For the Dublin senior football team, as their current manager Jim Gavin likes to refer to them as, it is impossible, unless they are promoting a corporate partner. In his four seasons in charge, he has only sat down for a single one-to-one, and that was for the former Irish Government pilot to promote the Bray Air Show last month, where he was flying a Boeing Stearman E75.
The only time he grew comfortable talking was when discussing the aircraft.
"It’s a robust aircraft, solid performance, beautiful lines," he oozed.
"The interesting thing about it is that it was built in 1944 and the wings are made from Canadian spruce that was planted in the 1880s. Lloyd Stearman designed aircraft in the 1920s and ’30s to service postal routes. When World War II came along, they were looking for aircraft that were robust enough to use in the primary training of fighter pilots for the US military effort."
He went on to say so much more, all good stuff. Engaging and entertaining.
The rest of the time, Gavin is sterile and rather likes it that way. He leaves interviews enquiries in the hands of Seamus McCormack, a flying colleague, who details their press briefings at the Gibson Hotel for '0800 hours.'
While Tommy Lyons once encouraged his players to 'embrace the hype', Gavin takes hype and shoves its' head into a bucket of cold water. For him, it's all about the players.
Ask him about, say, Championship structures, and he will politely refuse to comment until the season is over.
On Sunday last, he was asked his impressions of All-Ireland final opponents Mayo and their win over Tipperary.
"Didn't see it," he answered.
"I was focused on the Kerry challenge. I had absolutely no business but to be focussed on the game today."
Somewhere along the way, the military strategist part of Gavin has concluded that he needs to say little and keep saying it.
Last Sunday after beating Kerry in an epic, he sat in the post-match briefing looking for all the world a man contemplating the greater mysteries. He spoke for eleven and a half minutes, but there was barely a hook to hang a story on.
The celebrated journalist Paul Kimmage - who is certainly one who has earned his stripes for asking awkward questions, put it to Gavin that, "You look almost pleased." It was part-question, but he also tried to get Gavin out of his comfort zone, to maybe lighten the mood a little.
But this is the same Jim Gavin who said immediately after winning the 2013 All-Ireland title that they were "already behind" other teams in the race for Sam in 2014.
He answered Kimmage; "To demonstrate that level of control, for me, is the most satisfying thing. To play against such a great team like Kerry and for them to ask so many questions of the team and for them to demonstrate that level of control for the full game, that is the satisfying thing from the management group’s perspective."

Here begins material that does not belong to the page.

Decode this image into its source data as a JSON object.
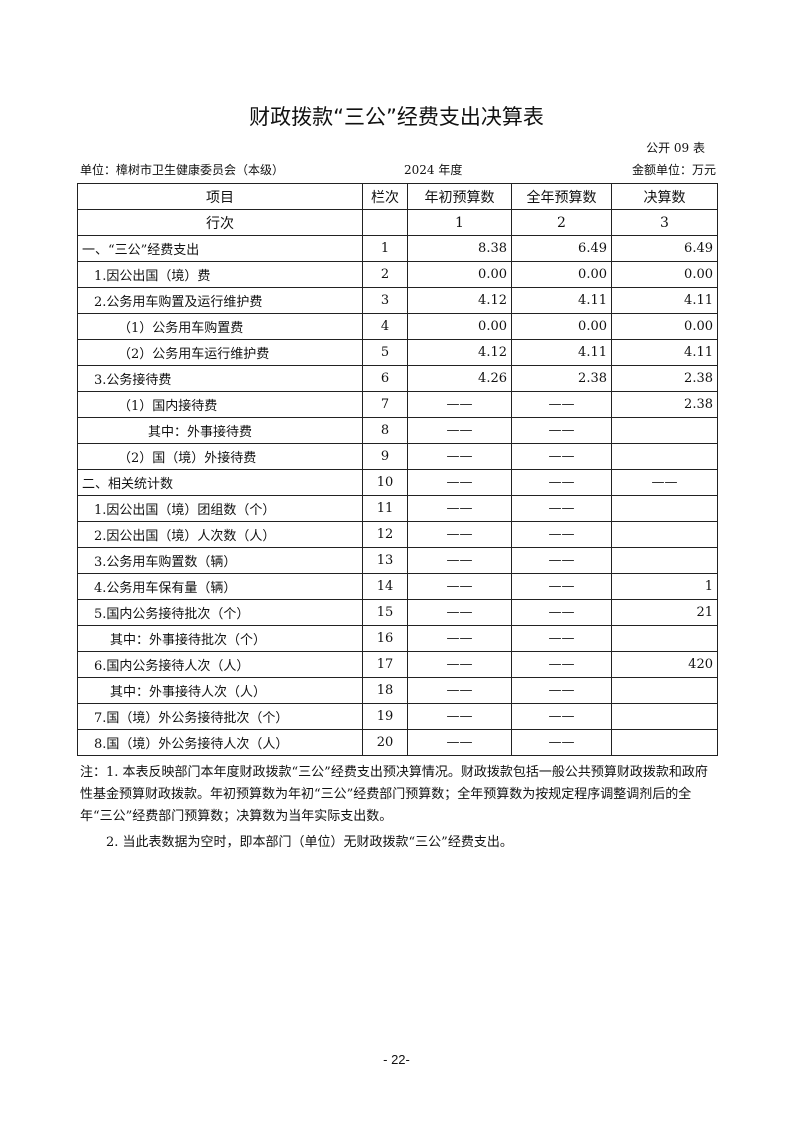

Boilerplate, nothing to do with me Guv, answers. Giving the glory entirely to the players. But when asked to name any one player that stood out for him, he refused, instead talking about the "strength of the group."
In a top-table or group discussion, Jim Gavin hides his personality and his emotions like no other manager we have seen in Gaelic Games. His Inner Chimp knows who's boss.
As a result, Dublin are living through their most successful period ever in Gaelic football. He has set a template for all future managers.